Humans, including atheists, often found answers to their life questions from observing how the nature existed. Recognizing the connection and similarity between nature and people, the indivisible divinity, I believe comes to us through an experience which we cannot quite describe it in words or logically prove for that matter. Yet, Hesse described the core, reason and existence of connection very boldly that "a single one of us would be capable of rebuilding" the destroyed world and gently too, "often intimates itself to us.." and I am captured by his words.
"An enlightened man had but one duty - to seek the way to himself, to reach inner certainty, to grope his way forward, no matter where it led."
"We did not live isolated. We often lived in the center of the world with thoughts and conversations. The only difference was where we stood. We did not build a wall. We only saw with different perspectives. Our task was to represent an island in the world, a prototype perhaps, or at least a prospect of a different way of life."
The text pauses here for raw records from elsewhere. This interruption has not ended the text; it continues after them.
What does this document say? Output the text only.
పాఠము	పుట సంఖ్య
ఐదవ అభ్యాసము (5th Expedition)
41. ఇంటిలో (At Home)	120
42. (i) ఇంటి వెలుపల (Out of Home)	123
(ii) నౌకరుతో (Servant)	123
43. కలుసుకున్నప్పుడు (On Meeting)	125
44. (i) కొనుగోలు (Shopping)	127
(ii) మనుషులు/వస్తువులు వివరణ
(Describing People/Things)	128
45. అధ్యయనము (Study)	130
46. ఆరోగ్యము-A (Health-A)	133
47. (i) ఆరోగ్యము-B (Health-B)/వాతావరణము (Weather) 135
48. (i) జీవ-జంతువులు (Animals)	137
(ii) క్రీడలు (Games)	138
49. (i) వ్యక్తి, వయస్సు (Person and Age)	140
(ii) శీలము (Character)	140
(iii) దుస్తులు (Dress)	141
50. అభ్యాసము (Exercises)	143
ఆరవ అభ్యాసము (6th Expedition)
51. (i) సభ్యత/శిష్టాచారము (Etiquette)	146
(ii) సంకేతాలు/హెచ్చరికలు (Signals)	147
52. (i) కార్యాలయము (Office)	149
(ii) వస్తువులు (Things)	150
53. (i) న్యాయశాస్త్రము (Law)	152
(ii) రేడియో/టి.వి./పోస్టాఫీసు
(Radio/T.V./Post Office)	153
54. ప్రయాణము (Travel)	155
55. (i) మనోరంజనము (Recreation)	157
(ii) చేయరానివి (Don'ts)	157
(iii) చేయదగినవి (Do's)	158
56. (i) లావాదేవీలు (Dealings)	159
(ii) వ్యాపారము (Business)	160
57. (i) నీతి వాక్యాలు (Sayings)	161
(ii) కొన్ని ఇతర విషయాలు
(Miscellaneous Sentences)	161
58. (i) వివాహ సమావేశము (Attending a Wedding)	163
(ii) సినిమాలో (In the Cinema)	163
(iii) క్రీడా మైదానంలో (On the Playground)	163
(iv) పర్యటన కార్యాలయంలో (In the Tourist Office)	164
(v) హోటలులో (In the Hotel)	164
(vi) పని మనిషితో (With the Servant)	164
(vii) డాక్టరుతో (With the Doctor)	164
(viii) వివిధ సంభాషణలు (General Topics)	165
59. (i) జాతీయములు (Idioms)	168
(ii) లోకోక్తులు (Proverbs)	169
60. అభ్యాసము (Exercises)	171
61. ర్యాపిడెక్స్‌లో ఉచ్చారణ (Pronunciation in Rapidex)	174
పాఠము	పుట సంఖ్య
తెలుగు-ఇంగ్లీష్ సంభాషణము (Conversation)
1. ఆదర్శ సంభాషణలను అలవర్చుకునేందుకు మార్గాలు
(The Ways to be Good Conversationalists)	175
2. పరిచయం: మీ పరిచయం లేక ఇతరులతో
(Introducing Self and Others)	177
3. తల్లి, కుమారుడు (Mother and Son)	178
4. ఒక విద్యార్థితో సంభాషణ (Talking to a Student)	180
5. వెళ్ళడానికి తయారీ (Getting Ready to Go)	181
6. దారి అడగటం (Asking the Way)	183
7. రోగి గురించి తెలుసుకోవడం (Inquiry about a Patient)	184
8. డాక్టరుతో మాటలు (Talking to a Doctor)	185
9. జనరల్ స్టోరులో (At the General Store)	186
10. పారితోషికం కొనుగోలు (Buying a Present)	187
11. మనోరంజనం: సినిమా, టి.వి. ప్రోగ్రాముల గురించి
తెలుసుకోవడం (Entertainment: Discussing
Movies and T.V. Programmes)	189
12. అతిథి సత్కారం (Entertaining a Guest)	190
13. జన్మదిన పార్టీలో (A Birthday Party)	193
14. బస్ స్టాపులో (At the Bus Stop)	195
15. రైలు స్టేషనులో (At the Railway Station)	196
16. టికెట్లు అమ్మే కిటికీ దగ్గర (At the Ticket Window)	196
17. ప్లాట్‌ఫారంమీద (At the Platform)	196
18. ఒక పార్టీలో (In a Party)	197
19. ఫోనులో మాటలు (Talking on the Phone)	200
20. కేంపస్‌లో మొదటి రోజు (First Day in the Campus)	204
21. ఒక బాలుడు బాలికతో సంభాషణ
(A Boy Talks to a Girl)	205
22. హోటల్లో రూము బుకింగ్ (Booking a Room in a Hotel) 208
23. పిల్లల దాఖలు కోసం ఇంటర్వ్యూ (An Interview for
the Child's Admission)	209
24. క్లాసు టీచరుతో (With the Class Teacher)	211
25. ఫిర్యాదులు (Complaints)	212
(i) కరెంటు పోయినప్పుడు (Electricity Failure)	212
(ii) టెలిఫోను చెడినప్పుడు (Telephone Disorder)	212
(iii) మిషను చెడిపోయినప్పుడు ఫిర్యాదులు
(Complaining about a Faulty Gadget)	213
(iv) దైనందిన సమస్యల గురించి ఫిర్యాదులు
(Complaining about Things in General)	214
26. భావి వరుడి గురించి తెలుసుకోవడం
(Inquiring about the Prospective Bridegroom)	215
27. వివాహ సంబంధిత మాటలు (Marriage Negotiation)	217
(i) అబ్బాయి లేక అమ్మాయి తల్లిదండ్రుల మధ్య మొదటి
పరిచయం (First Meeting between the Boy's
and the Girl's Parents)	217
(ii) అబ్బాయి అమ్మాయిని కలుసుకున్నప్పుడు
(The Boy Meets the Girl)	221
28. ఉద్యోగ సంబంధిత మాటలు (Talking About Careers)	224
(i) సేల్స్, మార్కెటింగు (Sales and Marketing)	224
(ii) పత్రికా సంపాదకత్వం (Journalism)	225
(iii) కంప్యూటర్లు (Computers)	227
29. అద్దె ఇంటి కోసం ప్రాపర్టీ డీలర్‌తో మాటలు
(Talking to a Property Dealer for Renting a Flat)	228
"Our responsibility is to find no one else's but our own destiny and to live fully to act upon that destiny. Every other action is only half-solved solution. It is an effort to avoid his own destiny and run away to majority's path for an easier settle and an action of fear from a true self."
The same stories we hear from every entrepreneurs, philosophers, poet, theologists, etc. Thinking is hard, but one must struggle to think. Nowadays it's easy to hear "settling is not bad". "being an average is not bad", to give equivalence to choices: the choice to be special and the one not to be. But we have to make sure that choice is made after one's thinking. Thinking our own strength and weakness choosing which adventure to take or not.
They were chosen people to sense and think, but they are not an aliens. Anyone can choose to look things differently.
Are you loving to find yourself? or lose yourself? Can one find themselves without losing themselves first? What kind of love did Sinclair had?
"At one time I had given much thought to why men were so very rarely capable of living for an ideal. Now I saw that many, no, all men were capable of dying for one. But such ideal was not a personal, free, or chosen ideal, but one defined by the others, the community's."
Individualistic ideal may not be powerful in this world like the community's. However, not having one's own, seems tragic when it meets death for settling. Be awake. Struggle to live a meaningful life.